После покушения Каракозова на Александра II Слепцов был арестован. Только вмешательство влиятельных родственников дало ему возможность выйти из тюрьмы. Время, проведенное в тюрьме, губительно сказалось на здоровье писателя. Многие его творческие планы так и не были реализованы. Но то, что Слепцов успел сделать в литературе, он сделал талантливо и по-своему. «Слепцов, — писал М. Горький, — вообще брал темы новые, не тронутые до него, он писал о фабричных рабочих, об уличной жизни Петербурга; его очерки полны намеков, вероятно бессознательных, на судьбу отдаленного будущего страны» (Горький М. Собр. соч., т. 24. М., 1953, с. 221).
Отрывок из дневника
[править]Очерк, написанный в 1864 г., был запрещен царской цензурой. Впервые опубликован М. Л. Семановой в кн.: Литературное наследство, т. 71. М., 1963. Текст печатается по этому изданию.
«Отрывок из дневника» связан с циклом фельетонов Слепцова «Петербургские заметки», которые печатались в «Современнике» в 1863 г. (см.: Семанова М. Л. В Петербурге 1863 года. — В кн.: Литературное наследство, т. 71. М., 1963, с. 331—333). Публицистический талант Слепцова проявился в этих фельетонах во всем блеске. К. И. Чуковский писал об этом цикле: «Искусно пользуясь целой системой недомолвок, иносказаний, намеков, он умудряется в когтях у цензуры заклеймить антинародную политику Александра II» (см..: Слепцов В. А. Собр. соч., т. 1. М., 1957, с. 14).
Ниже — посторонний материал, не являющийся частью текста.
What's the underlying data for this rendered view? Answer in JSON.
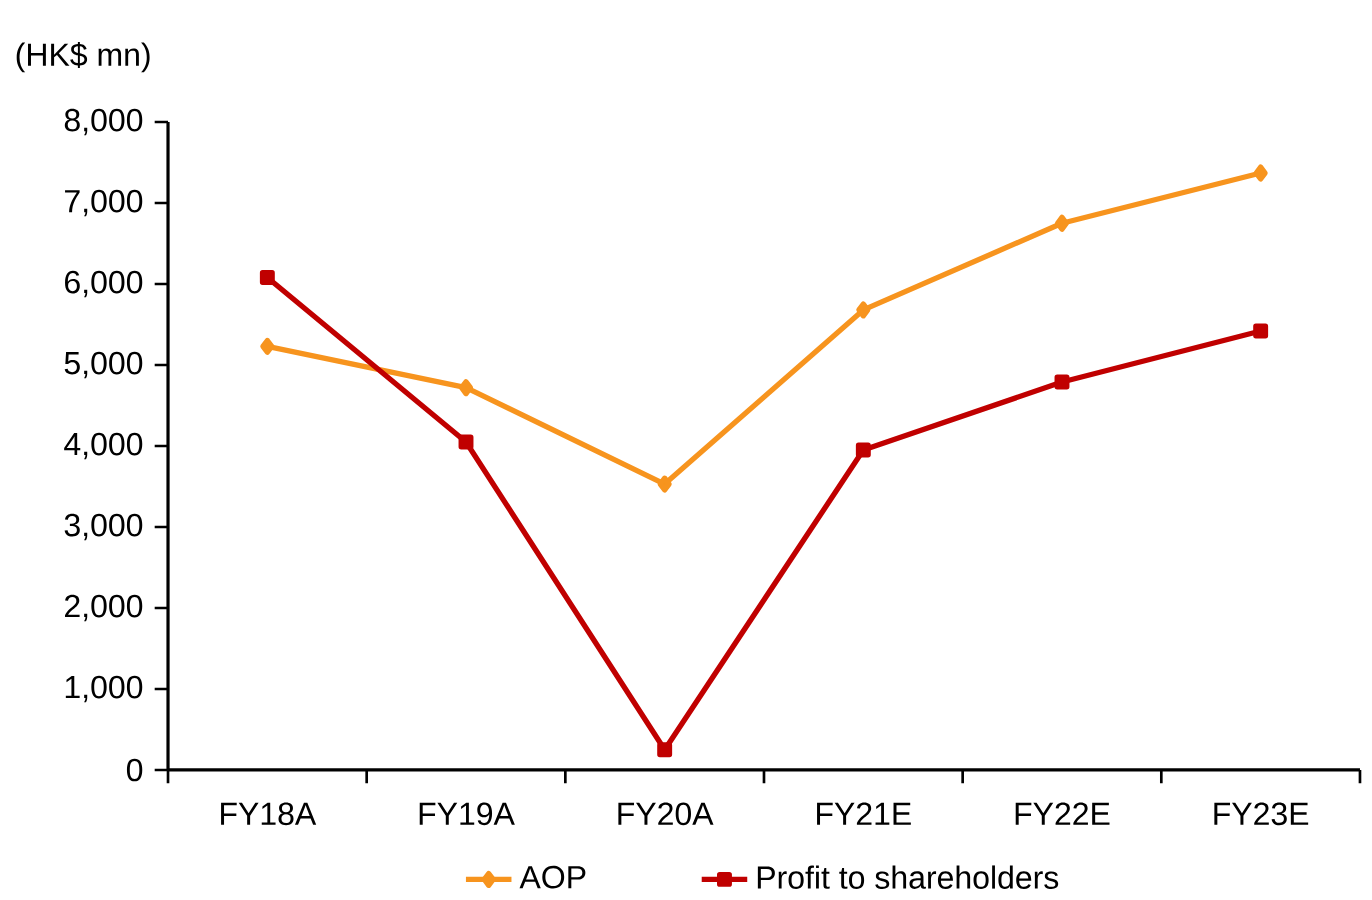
{
  "chart_data": {
    "type": "line",
    "ylabel": "(HK$ mn)",
    "categories": [
      "FY18A",
      "FY19A",
      "FY20A",
      "FY21E",
      "FY22E",
      "FY23E"
    ],
    "series": [
      {
        "name": "AOP",
        "color": "#f7941e",
        "marker": "diamond",
        "values": [
          5230,
          4720,
          3530,
          5680,
          6750,
          7370
        ]
      },
      {
        "name": "Profit to shareholders",
        "color": "#c00000",
        "marker": "square",
        "values": [
          6080,
          4050,
          250,
          3950,
          4790,
          5420
        ]
      }
    ],
    "ylim": [
      0,
      8000
    ],
    "yticks": [
      {
        "value": 0,
        "label": "0"
      },
      {
        "value": 1000,
        "label": "1,000"
      },
      {
        "value": 2000,
        "label": "2,000"
      },
      {
        "value": 3000,
        "label": "3,000"
      },
      {
        "value": 4000,
        "label": "4,000"
      },
      {
        "value": 5000,
        "label": "5,000"
      },
      {
        "value": 6000,
        "label": "6,000"
      },
      {
        "value": 7000,
        "label": "7,000"
      },
      {
        "value": 8000,
        "label": "8,000"
      }
    ],
    "legend": "bottom"
  }
}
Как установила М. Л. Семанова, в своем «Отрывке из дневника» Слепцов пользуется принятыми в демократической литературе той поры иносказаниями: Петербург олицетворяет казенную Россию, самодержавно-полицейское государство; «душная атмосфера» — это атмосфера российского деспотизма; петербургская «ненастная погода» — это политическое ненастье эпохи реакции.
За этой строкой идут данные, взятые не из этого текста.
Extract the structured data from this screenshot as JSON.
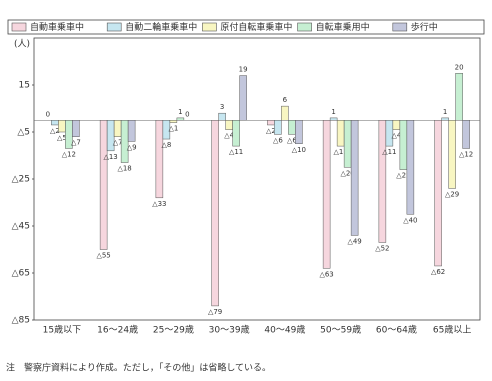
{
  "chart_data": {
    "type": "bar",
    "y_unit": "(人)",
    "categories": [
      "15歳以下",
      "16～24歳",
      "25～29歳",
      "30～39歳",
      "40～49歳",
      "50～59歳",
      "60～64歳",
      "65歳以上"
    ],
    "series": [
      {
        "name": "自動車乗車中",
        "color": "#f6d6de",
        "values": [
          0,
          -55,
          -33,
          -79,
          -2,
          -63,
          -52,
          -62
        ],
        "value_labels": [
          "0",
          "△55",
          "△33",
          "△79",
          "△2",
          "△63",
          "△52",
          "△62"
        ]
      },
      {
        "name": "自動二輪車乗車中",
        "color": "#c6e6f0",
        "values": [
          -2,
          -13,
          -8,
          3,
          -6,
          1,
          -11,
          1
        ],
        "value_labels": [
          "△2",
          "△13",
          "△8",
          "3",
          "△6",
          "1",
          "△11",
          "1"
        ]
      },
      {
        "name": "原付自転車乗車中",
        "color": "#f8f6c2",
        "values": [
          -5,
          -7,
          -1,
          -4,
          6,
          -11,
          -4,
          -29
        ],
        "value_labels": [
          "△5",
          "△7",
          "△1",
          "△4",
          "6",
          "△11",
          "△4",
          "△29"
        ]
      },
      {
        "name": "自転車乗用中",
        "color": "#c6efd2",
        "values": [
          -12,
          -18,
          1,
          -11,
          -6,
          -20,
          -21,
          20
        ],
        "value_labels": [
          "△12",
          "△18",
          "1",
          "△11",
          "△6",
          "△20",
          "△21",
          "20"
        ]
      },
      {
        "name": "歩行中",
        "color": "#c2c6dc",
        "values": [
          -7,
          -9,
          0,
          19,
          -10,
          -49,
          -40,
          -12
        ],
        "value_labels": [
          "△7",
          "△9",
          "0",
          "19",
          "△10",
          "△49",
          "△40",
          "△12"
        ]
      }
    ],
    "ylim": [
      -85,
      35
    ],
    "yticks": [
      15,
      {
        "value": -5,
        "label": "△5"
      },
      {
        "value": -25,
        "label": "△25"
      },
      {
        "value": -45,
        "label": "△45"
      },
      {
        "value": -65,
        "label": "△65"
      },
      {
        "value": -85,
        "label": "△85"
      }
    ],
    "note": "注　警察庁資料により作成。ただし，「その他」は省略している。"
  }
}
1 «…Мимо Академии». — Имеется в виду Академия художеств, расположенная на Васильевском острове, на набережной Невы.
2 «…Между сфинксами…» — фигуры сфинксов, высеченные из сиенита в XIII в. до н. э., были привезены в Петербург из древней столицы Египта города Фивы весной 1832 г. и установлены на гранитных постаментах перед зданием Академии художеств по обеим сторонам широкой, спускающейся к Неве лестницы.
3 Конногвардейский бульвар — ныне бульвар Профсоюзов.
4 Большая Морская — ныне ул. Герцена.
5 Вознесенский проспект — ныне пр. Майорова.
6 «В бесплодной нубийской степи…» — далее Слепцов в аллегорической форме передает историю страны за последние десять лет. «Ураган» — свирепая политика николаевского режима; «удар грома» — Крымская война и смерть Николая I; «благодатный дождь», превращающийся в поток, от которого все рушится, — перемены, произошедшие в стране под напором демократических сил и последовавшее контрнаступление реакции (см.: Семанова М. Л. Указ. соч., с. 333).
- ↑ Не угодно ли господину, чтобы я причесал его под недовольного? (так по-французски называлась короткая стрижка; на этом построен каламбур Слепцова. — Примеч. сост.).
- ↑ О! Республика — это большое несчастье, сударь (франц.).
- ↑ У меня есть для господина прелестный галстук, только что из Парижа. (франц.).